The reporter suggests that such information might be used by editors to gently guide their writers toward popular storylines that may increase their readership, or to signal when an author is badly in need of an edit. While she notes that writers and editors of literary fiction might lodge a complaint against having their work guided by such crass methodology, she also cites examples of companies that are building a business model around matching content to specific customer feedback.

Books from the new publisher Coliloquy, for example, allow readers to control the direction of the story — much like the popular Choose Your Own Adventure books of the 1980s and 1990s. Apparently you can decide whether your YA mystery series should be more like Nancy Drew or Harry Potter, and you can pick which of several prospective dudes in a romance novel your heroine should try to hook up with. Customization options will, presumably, become richer and slicker as the technology advances.

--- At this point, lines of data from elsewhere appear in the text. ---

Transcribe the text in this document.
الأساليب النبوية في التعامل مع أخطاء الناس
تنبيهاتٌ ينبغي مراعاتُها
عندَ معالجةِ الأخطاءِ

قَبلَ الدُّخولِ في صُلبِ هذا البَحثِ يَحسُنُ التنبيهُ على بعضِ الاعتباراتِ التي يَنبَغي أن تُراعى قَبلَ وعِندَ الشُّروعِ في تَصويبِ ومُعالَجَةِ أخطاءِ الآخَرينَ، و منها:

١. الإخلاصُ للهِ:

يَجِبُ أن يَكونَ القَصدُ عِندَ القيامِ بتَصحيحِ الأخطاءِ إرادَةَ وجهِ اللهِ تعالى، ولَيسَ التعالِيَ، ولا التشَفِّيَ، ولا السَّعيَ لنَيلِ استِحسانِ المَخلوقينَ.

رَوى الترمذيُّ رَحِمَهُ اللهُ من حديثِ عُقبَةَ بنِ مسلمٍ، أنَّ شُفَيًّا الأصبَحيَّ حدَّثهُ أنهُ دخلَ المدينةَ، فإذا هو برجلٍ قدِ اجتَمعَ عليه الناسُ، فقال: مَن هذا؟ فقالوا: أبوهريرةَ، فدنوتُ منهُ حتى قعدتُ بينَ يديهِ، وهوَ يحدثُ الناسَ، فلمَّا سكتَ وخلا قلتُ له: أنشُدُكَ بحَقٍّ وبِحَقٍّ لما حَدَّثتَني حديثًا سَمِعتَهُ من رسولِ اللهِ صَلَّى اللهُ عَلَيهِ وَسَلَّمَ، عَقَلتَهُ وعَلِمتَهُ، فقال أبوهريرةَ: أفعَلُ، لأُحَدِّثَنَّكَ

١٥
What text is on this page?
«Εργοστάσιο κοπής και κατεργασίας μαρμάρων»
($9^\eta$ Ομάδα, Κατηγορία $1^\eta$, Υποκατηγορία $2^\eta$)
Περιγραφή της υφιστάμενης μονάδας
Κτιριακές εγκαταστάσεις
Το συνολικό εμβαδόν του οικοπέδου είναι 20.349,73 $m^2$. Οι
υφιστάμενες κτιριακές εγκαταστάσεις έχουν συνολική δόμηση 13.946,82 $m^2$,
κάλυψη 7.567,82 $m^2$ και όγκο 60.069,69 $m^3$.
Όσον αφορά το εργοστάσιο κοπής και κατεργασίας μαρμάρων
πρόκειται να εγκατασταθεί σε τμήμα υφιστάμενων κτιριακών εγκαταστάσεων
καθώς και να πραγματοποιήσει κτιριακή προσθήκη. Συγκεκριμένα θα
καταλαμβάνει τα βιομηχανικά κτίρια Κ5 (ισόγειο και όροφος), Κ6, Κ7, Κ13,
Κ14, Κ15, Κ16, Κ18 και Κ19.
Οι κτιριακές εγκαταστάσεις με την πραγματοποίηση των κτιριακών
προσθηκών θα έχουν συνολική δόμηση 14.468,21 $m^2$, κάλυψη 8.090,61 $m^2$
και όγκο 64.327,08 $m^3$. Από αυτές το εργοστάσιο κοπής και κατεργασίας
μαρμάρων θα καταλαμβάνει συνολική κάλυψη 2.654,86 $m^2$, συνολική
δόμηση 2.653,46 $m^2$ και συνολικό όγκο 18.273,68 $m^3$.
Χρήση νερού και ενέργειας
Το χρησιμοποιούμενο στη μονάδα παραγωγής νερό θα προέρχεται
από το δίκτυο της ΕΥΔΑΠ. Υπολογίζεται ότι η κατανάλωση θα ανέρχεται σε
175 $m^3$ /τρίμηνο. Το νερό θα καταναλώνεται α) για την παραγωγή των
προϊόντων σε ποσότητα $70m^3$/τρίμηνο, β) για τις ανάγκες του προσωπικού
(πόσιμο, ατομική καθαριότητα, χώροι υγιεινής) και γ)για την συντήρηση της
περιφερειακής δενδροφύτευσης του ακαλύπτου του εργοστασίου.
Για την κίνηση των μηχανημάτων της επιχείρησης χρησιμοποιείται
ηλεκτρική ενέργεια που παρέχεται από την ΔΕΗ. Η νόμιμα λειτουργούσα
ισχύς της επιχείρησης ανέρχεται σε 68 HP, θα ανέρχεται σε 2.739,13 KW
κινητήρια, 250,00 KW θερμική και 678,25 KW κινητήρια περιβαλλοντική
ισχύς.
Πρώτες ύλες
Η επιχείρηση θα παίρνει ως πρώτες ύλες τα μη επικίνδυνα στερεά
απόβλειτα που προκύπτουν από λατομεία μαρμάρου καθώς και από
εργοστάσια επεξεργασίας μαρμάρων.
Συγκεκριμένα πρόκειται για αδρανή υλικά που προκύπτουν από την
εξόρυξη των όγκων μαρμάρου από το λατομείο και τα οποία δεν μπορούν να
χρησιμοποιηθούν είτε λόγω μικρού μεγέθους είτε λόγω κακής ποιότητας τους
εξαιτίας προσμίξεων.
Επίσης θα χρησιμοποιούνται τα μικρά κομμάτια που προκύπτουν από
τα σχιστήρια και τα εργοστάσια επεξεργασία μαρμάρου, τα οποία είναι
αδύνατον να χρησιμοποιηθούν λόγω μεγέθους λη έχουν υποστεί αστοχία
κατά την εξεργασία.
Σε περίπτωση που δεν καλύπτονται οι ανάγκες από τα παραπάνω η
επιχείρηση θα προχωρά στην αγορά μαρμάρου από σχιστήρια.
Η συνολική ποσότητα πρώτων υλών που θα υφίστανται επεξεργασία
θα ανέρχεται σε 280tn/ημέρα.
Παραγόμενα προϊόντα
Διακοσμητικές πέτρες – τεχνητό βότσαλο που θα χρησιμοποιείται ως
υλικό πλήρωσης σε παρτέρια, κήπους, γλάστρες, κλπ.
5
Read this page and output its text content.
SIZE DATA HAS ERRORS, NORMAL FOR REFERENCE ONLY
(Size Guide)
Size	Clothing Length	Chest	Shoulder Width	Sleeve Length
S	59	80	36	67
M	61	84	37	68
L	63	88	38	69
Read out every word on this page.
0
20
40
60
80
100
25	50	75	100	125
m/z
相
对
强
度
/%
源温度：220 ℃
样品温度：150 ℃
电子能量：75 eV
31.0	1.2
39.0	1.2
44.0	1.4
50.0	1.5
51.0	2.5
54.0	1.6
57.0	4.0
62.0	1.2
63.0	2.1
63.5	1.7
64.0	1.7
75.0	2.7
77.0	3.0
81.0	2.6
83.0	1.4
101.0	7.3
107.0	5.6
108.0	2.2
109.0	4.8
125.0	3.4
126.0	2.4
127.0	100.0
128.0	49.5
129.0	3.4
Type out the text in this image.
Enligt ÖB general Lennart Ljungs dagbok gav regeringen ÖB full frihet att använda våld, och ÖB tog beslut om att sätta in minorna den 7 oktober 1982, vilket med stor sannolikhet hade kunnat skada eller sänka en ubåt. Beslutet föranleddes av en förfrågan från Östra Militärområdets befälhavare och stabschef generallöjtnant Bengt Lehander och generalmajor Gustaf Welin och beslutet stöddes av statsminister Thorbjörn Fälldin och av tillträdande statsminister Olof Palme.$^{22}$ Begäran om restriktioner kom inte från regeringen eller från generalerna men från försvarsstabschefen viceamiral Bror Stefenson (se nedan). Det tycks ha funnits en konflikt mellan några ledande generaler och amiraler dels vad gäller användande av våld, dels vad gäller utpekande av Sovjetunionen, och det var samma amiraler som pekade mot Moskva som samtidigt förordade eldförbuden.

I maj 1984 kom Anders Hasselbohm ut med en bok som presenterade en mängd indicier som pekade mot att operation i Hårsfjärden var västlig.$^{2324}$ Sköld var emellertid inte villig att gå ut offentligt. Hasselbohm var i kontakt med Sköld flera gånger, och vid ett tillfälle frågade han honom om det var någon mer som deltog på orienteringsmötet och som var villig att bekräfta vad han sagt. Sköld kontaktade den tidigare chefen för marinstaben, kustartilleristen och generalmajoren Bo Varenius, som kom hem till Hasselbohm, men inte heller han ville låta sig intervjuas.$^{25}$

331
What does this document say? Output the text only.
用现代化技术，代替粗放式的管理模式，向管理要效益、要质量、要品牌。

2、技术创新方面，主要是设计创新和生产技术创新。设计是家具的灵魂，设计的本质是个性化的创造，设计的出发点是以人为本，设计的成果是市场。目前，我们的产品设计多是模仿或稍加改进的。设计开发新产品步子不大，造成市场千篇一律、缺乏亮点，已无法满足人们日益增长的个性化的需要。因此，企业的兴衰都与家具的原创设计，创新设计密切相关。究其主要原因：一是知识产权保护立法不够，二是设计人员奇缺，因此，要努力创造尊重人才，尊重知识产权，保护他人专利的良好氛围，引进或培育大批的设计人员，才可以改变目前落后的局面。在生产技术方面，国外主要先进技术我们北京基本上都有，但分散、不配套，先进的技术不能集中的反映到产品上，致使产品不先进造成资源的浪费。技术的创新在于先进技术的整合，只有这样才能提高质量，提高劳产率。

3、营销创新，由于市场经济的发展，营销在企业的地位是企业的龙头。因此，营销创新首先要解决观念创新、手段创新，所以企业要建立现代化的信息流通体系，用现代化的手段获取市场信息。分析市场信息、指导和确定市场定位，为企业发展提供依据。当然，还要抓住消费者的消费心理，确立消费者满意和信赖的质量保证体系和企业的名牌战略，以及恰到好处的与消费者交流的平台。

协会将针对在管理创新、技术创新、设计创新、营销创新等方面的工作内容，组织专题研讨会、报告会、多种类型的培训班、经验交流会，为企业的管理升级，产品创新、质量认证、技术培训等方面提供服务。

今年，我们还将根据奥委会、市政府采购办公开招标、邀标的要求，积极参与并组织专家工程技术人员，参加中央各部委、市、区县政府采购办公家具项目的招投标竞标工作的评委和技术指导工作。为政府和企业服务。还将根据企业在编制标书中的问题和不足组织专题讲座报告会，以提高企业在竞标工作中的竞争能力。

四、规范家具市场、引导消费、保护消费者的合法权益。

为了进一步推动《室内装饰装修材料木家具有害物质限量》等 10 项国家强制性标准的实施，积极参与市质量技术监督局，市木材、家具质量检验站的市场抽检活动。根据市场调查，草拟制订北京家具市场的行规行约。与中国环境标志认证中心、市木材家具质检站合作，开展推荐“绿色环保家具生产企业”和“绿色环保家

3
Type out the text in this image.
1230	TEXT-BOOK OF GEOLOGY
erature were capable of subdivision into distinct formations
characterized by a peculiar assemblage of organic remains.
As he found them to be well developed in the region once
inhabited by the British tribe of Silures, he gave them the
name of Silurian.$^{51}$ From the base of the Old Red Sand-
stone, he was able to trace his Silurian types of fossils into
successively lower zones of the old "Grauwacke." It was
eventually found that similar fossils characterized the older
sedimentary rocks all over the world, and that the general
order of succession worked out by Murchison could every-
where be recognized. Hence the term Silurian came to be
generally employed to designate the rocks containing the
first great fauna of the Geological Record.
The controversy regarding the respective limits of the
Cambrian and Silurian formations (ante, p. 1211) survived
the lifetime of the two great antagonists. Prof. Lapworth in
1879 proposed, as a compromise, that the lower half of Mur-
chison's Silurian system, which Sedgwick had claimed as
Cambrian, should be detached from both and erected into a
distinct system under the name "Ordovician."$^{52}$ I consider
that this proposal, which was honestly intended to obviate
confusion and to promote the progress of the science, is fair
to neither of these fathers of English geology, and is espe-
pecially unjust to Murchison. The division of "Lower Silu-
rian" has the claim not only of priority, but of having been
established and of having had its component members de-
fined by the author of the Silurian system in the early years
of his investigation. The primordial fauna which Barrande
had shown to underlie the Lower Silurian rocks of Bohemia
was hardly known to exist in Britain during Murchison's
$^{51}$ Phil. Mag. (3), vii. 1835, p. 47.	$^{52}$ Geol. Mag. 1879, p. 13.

It got me wondering whether studios have been tracking similar information about viewing habits, like keeping tabs on when viewers stop watching a Netflix title or using their cable boxes to record when they start channel-surfing or stay tuned all the way through a commercial break. Nielsen ratings and test-screening evaluation cards provide some of this information, but probably not on such a granular level. It's a tantalizing idea that could provide useful feedback for creatives. But it could also be used to suck the life out of storylines out of fear of alienating viewers. 

If you polled viewers in advance, there's no way they would have approved of the penultimate plot twists in either the first or second season of Game of Thrones — and yet that program is a major hit for HBO. Like The Sopranos in its heyday, which was known for withholding the scenes of mob violence that viewers presumably craved for weeks and months at a time, Game of Thrones proves that you can confound an audience's desires and expectations and still have them coming back for more.

As any creative person who's ever been through the test-screening process can probably attest, sometimes viewer feedback is amazingly constructive, and sometimes it's incredibly frustrating. There's probably room in the market for content that's finely tuned to satisfy specific audience desires. But for ambitious, mold-breaking storytellers, easy access to feedback from smart apps that know which scenes viewers skip and which ones they watch twice could be a curse, not a blessing.